Josh Stone [Thu, 10 Apr 2014 00:27:13 +0000 (17:27 -0700)]
PR16719: Fix a couple leaked Dwfl instances
* setupdwfl.cxx (setup_dwfl_kernel): When recursing into another round
after downloading, call dwfl_end on the Dwfl that we already started.
* tapset.cxx (tracepoint_builder::init_dw): Call dwfl_end on the Dwfl
used to fill in the s.kernel_source_tree.
* testsuite/systemtap.base/pr16719.exp: Add a tracepoint subtest.
David Smith [Wed, 9 Apr 2014 17:00:05 +0000 (12:00 -0500)]
PR16716: Fix types in syscall.sched_{getscheduler,setscheduler,rr_get_interval}
* tapset/linux/syscalls2.stp (syscall.sched_getscheduler): Fixed types.
(syscall.sched_setscheduler): Ditto.
(syscall.sched_rr_get_interval): Fixed nesting and types. Also change
'argstr' to just have a pointer to the 'struct timespec' value, since
that is an output parameter and decoding it on input won't produce
anything of value.
* tapset/linux/nd_syscalls2.stp: Ditto.
* tapset/linux/aux_syscalls.stp (_sched_policy_str): Updated to handle new
values, including the new SCHED_RESET_ON_FORK flag.
* testsuite/systemtap.syscall/test.tcl (run_one_test): Since execname()
only returns the first 15 characters of the test program name, truncate
it.
* testsuite/systemtap.syscall/sched_getscheduler.c: New testcase
* testsuite/systemtap.syscall/sched_rr_get_interval.c: Ditto.
* testsuite/systemtap.syscall/sched_setscheduler.c: Ditto.
Some funky errors occur on some fedora installations featuring perhaps
only partial publican setup, or some other mysterious causes. Add
some xml tags to hit the default ="common" case, and add a Makefile
conditional to have publican force --pdftool=fop rather than
wkhtmltopdf, which fails in entertaining ways sometimes.
Lukas Berk [Tue, 8 Apr 2014 19:22:41 +0000 (15:22 -0400)]

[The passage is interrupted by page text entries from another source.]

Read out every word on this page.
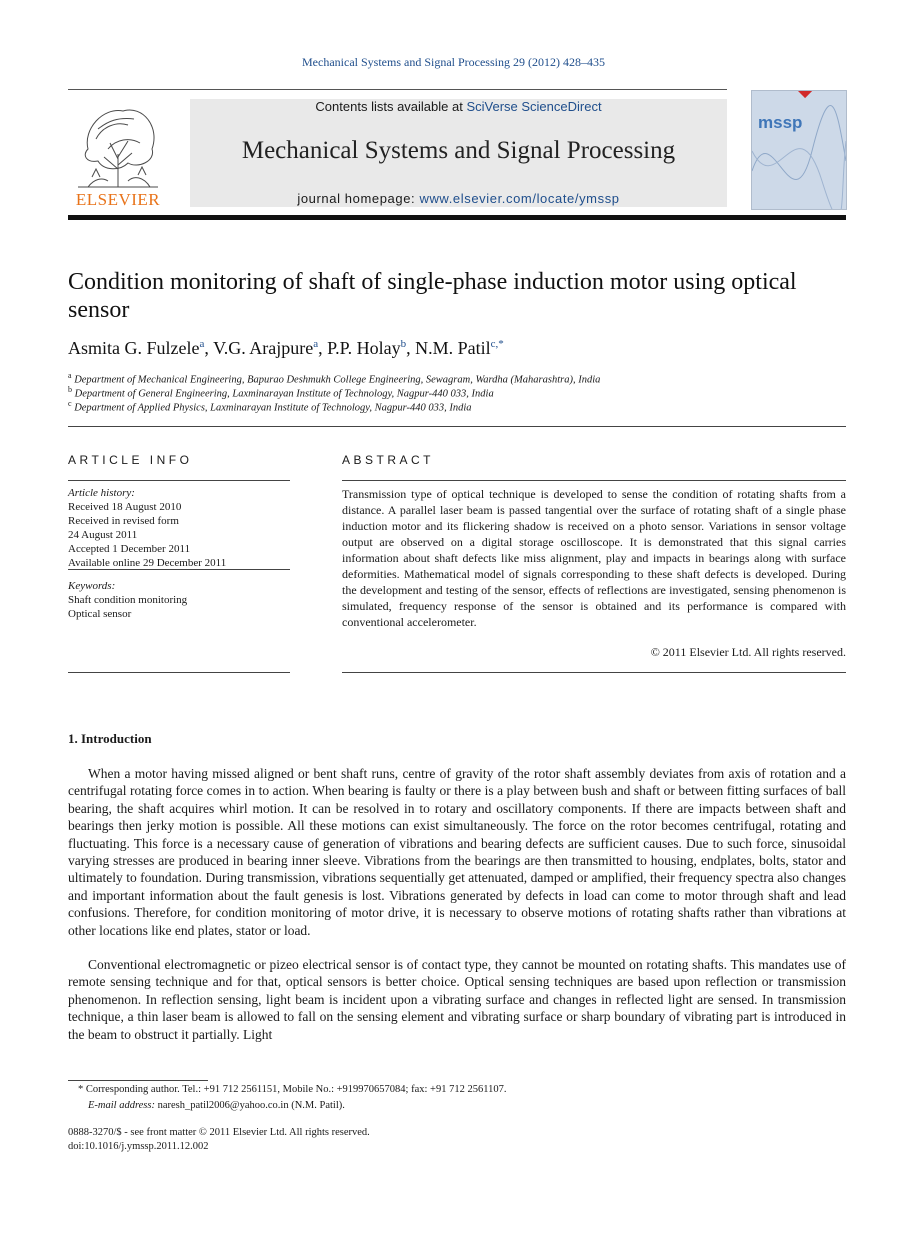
Mechanical Systems and Signal Processing 29 (2012) 428–435
ELSEVIER
Contents lists available at SciVerse ScienceDirect
Mechanical Systems and Signal Processing
journal homepage: www.elsevier.com/locate/ymssp
mssp
Condition monitoring of shaft of single-phase induction motor using optical sensor
Asmita G. Fulzele$^a$, V.G. Arajpure$^a$, P.P. Holay$^b$, N.M. Patil$^{c,*}$
$^a$ Department of Mechanical Engineering, Bapurao Deshmukh College Engineering, Sewagram, Wardha (Maharashtra), India
$^b$ Department of General Engineering, Laxminarayan Institute of Technology, Nagpur-440 033, India
$^c$ Department of Applied Physics, Laxminarayan Institute of Technology, Nagpur-440 033, India
ARTICLE INFO
Article history:
Received 18 August 2010
Received in revised form
24 August 2011
Accepted 1 December 2011
Available online 29 December 2011
Keywords:
Shaft condition monitoring
Optical sensor
ABSTRACT
Transmission type of optical technique is developed to sense the condition of rotating shafts from a distance. A parallel laser beam is passed tangential over the surface of rotating shaft of a single phase induction motor and its flickering shadow is received on a photo sensor. Variations in sensor voltage output are observed on a digital storage oscilloscope. It is demonstrated that this signal carries information about shaft defects like miss alignment, play and impacts in bearings along with surface deformities. Mathematical model of signals corresponding to these shaft defects is developed. During the development and testing of the sensor, effects of reflections are investigated, sensing phenomenon is simulated, frequency response of the sensor is obtained and its performance is compared with conventional accelerometer.
© 2011 Elsevier Ltd. All rights reserved.
1. Introduction
When a motor having missed aligned or bent shaft runs, centre of gravity of the rotor shaft assembly deviates from axis of rotation and a centrifugal rotating force comes in to action. When bearing is faulty or there is a play between bush and shaft or between fitting surfaces of ball bearing, the shaft acquires whirl motion. It can be resolved in to rotary and oscillatory components. If there are impacts between shaft and bearings then jerky motion is possible. All these motions can exist simultaneously. The force on the rotor becomes centrifugal, rotating and fluctuating. This force is a necessary cause of generation of vibrations and bearing defects are sufficient causes. Due to such force, sinusoidal varying stresses are produced in bearing inner sleeve. Vibrations from the bearings are then transmitted to housing, endplates, bolts, stator and ultimately to foundation. During transmission, vibrations sequentially get attenuated, damped or amplified, their frequency spectra also changes and important information about the fault genesis is lost. Vibrations generated by defects in load can come to motor through shaft and lead confusions. Therefore, for condition monitoring of motor drive, it is necessary to observe motions of rotating shafts rather than vibrations at other locations like end plates, stator or load.
Conventional electromagnetic or pizeo electrical sensor is of contact type, they cannot be mounted on rotating shafts. This mandates use of remote sensing technique and for that, optical sensors is better choice. Optical sensing techniques are based upon reflection or transmission phenomenon. In reflection sensing, light beam is incident upon a vibrating surface and changes in reflected light are sensed. In transmission technique, a thin laser beam is allowed to fall on the sensing element and vibrating surface or sharp boundary of vibrating part is introduced in the beam to obstruct it partially. Light
* Corresponding author. Tel.: +91 712 2561151, Mobile No.: +919970657084; fax: +91 712 2561107.
E-mail address: naresh_patil2006@yahoo.co.in (N.M. Patil).
0888-3270/$ - see front matter © 2011 Elsevier Ltd. All rights reserved.
doi:10.1016/j.ymssp.2011.12.002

Create synthetic pt_regs and support for unwinding in module
*buildrun.cxx - filter out -fno-asynchronous-unwind-tables flag
*runtime/stack.c - reorder unwinding to always try dwarf_unwinding first
*runtime/sym.c - add functionality to load information about our own
module when we know it's been loaded
*runtime/sym.h - add various self module structs
*runtime/unwind.c - correct how we calculate finding the next fde
*runtime/unwind/i386.h - add asm for getting current register values on
i386
*runtime/unwind/x86_64.h - same as above but for x86_64
*translate.cxx - make sure self module structs are listed in stap-symbols.h
Josh Stone [Fri, 4 Apr 2014 21:14:41 +0000 (14:14 -0700)]
testsuite: perf counter test improvements
- Use anchored -re patterns for more precise matching.
- Remove unused counter_a/b that caused unmatched warnings.
- Allow "max towers" to be one digit less.
Jonathan Lebon [Wed, 2 Apr 2014 20:24:08 +0000 (16:24 -0400)]
PR16307: testsuite: use new kill proc
Replace 'exec kill' by a call to the new kill proc, which accounts for
double-dashing as necessary. Where it makes sense, the timeout argument
was also used so that a SIGKILL was also sent after a few seconds.
Jonathan Lebon [Wed, 2 Apr 2014 16:31:36 +0000 (12:31 -0400)]
PR16307: proc kill: new proc for safer killing
During setup, check what kind of kill executable we're dealing with to
find out whether we'll need to use double dashes when calling it. We
also create a new kill proc that takes this into account when calling
kill.
David Smith [Thu, 3 Apr 2014 20:08:56 +0000 (15:08 -0500)]
PR16716 partial fix: Better types in 'syscall.shutdown'.
* tapset/linux/syscalls2.stp: Fix types in syscall.shutdown.
* tapset/linux/aux_syscalls.stp: Convert _shutdown_how_str() to use
_stp_lookup_str().
* runtime/linux/compat_net.h: Define SHUT_* for RHEL5.
* testsuite/systemtap.syscall/shutdown.c: New testcase.